Renteneintrittsalter: Dein wichtiger Guide für 2026
Wann kann ich in Rente gehen? Diese Frage beschäftigt Millionen Beschäftigte in Deutschland – und die Antwort ist komplizierter, als viele denken. Das Renteneintrittsalter hängt vom Geburtsjahrgang, der Art der Altersrente und den persönlichen Versicherungsjahren ab. Seit 2012 wird die Regelaltersgrenze in Deutschland schrittweise von 65 auf 67 Jahre angehoben. Gleichzeitig gibt es Möglichkeiten, früher in Rente zu gehen – mit oder ohne Abschläge. In diesem Guide erfährst du alles über das Renteneintrittsalter in Deutschland im Jahr 2026: vom regulären Rentenalter über die Rente mit 63 bis zu geplanten Änderungen.
Was ist das Renteneintrittsalter in Deutschland?

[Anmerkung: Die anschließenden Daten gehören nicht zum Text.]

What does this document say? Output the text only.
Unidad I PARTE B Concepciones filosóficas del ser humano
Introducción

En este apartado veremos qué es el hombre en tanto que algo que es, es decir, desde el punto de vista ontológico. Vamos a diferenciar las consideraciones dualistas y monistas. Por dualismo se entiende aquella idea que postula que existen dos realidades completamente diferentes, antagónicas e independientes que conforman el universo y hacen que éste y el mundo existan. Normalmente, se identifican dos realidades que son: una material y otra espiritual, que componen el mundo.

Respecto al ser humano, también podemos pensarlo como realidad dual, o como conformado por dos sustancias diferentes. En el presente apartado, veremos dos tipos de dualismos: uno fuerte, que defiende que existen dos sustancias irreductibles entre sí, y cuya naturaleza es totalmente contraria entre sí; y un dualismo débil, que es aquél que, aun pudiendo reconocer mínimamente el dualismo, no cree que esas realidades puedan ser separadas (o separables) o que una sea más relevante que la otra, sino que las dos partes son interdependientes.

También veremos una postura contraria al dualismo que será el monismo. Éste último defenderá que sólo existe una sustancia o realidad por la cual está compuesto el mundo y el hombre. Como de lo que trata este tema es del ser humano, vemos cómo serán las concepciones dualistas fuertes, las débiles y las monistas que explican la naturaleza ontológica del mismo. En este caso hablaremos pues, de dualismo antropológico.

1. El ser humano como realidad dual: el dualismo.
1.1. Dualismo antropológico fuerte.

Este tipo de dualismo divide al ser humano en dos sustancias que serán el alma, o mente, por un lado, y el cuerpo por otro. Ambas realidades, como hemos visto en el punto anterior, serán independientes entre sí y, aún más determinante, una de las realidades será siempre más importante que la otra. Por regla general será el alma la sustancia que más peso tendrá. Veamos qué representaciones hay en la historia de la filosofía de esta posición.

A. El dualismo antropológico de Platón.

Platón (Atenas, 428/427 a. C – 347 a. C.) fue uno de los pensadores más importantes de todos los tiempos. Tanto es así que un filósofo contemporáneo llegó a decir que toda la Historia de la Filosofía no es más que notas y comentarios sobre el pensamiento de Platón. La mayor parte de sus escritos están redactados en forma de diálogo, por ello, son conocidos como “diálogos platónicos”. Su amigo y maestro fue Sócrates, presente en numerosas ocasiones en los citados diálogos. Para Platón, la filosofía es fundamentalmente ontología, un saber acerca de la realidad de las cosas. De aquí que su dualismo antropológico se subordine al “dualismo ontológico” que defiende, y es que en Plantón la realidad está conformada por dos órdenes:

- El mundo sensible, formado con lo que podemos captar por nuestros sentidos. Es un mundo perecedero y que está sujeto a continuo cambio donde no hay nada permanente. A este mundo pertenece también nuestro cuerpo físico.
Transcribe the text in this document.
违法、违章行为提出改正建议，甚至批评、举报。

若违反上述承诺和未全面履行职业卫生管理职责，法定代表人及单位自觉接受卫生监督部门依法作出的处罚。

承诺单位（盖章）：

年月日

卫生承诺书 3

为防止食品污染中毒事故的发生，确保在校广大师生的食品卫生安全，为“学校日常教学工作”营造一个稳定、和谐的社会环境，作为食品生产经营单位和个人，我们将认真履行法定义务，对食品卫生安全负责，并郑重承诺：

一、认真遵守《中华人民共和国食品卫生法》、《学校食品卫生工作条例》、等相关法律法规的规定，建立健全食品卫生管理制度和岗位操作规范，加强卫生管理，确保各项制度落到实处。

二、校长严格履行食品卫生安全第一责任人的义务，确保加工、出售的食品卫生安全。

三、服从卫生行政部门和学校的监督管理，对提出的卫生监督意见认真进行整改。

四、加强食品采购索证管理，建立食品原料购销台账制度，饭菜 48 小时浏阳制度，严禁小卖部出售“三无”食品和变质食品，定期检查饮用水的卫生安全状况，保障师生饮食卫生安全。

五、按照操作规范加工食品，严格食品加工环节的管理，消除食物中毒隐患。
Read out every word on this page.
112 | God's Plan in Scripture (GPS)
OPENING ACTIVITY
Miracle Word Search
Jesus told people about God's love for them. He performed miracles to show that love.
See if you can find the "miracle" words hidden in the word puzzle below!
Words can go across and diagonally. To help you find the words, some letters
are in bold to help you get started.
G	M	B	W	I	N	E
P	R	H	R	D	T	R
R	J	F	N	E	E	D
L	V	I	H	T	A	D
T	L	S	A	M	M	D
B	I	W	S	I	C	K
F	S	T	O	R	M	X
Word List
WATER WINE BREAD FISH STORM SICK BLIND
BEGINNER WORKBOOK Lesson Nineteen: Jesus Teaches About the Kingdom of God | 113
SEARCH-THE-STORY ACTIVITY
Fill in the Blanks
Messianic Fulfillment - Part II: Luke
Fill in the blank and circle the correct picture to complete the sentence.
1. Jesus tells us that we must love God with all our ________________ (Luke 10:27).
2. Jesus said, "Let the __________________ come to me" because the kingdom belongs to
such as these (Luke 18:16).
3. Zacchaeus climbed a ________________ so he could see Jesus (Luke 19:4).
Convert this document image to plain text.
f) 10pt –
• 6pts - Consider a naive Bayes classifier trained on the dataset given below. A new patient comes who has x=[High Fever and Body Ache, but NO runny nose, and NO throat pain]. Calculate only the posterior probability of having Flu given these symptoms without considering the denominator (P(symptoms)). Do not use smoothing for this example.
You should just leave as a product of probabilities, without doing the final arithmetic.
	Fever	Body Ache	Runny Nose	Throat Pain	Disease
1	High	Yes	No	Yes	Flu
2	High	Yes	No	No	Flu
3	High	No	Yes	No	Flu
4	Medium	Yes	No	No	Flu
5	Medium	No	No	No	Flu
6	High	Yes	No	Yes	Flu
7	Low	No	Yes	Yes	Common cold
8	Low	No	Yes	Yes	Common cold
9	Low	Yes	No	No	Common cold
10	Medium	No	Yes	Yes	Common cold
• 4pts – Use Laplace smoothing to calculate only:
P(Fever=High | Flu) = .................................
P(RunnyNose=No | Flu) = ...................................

Das Renteneintrittsalter – auch Regelaltersgrenze genannt – ist das gesetzlich festgelegte Alter, ab dem du die reguläre Altersrente ohne Abschläge beziehen kannst. Es ist im Sechsten Buch Sozialgesetzbuch (SGB VI) verankert, insbesondere in den §§ 35 und 235.
Seit dem Rentenreformgesetz von 2007 wird die Regelaltersgrenze schrittweise von 65 auf 67 Jahre angehoben. Diese Anhebung begann mit dem Jahrgang 1947 und wird 2031 mit dem Jahrgang 1964 abgeschlossen sein. Ab dann gilt für alle einheitlich: reguläres Rentenalter mit 67 Jahren.
Neben der Regelaltersrente gibt es verschiedene andere Rentenarten, die einen früheren Rentenbeginn ermöglichen: die Altersrente für besonders langjährig Versicherte (oft als „Rente mit 63" bezeichnet), die Altersrente für langjährig Versicherte, die Altersrente für schwerbehinderte Menschen und die Erwerbsminderungsrente. Jede dieser Rentenarten hat eigene Voraussetzungen und Altersgrenzen, die ebenfalls schrittweise angehoben werden.
Regelrentenalter 2026
2026 gehen Teile der Geburtsjahrgänge 1959 und 1960 regulär in Rente. Der Jahrgang 1959 hat eine Regelaltersgrenze von 66 Jahren und 2 Monaten – diese Personen haben ihre Regelaltersgrenze zwischen Februar 2025 und Januar 2026 erreicht. Der Jahrgang 1960 hat eine Regelaltersgrenze von 66 Jahren und 4 Monaten und erreicht diese ab Mai 2026.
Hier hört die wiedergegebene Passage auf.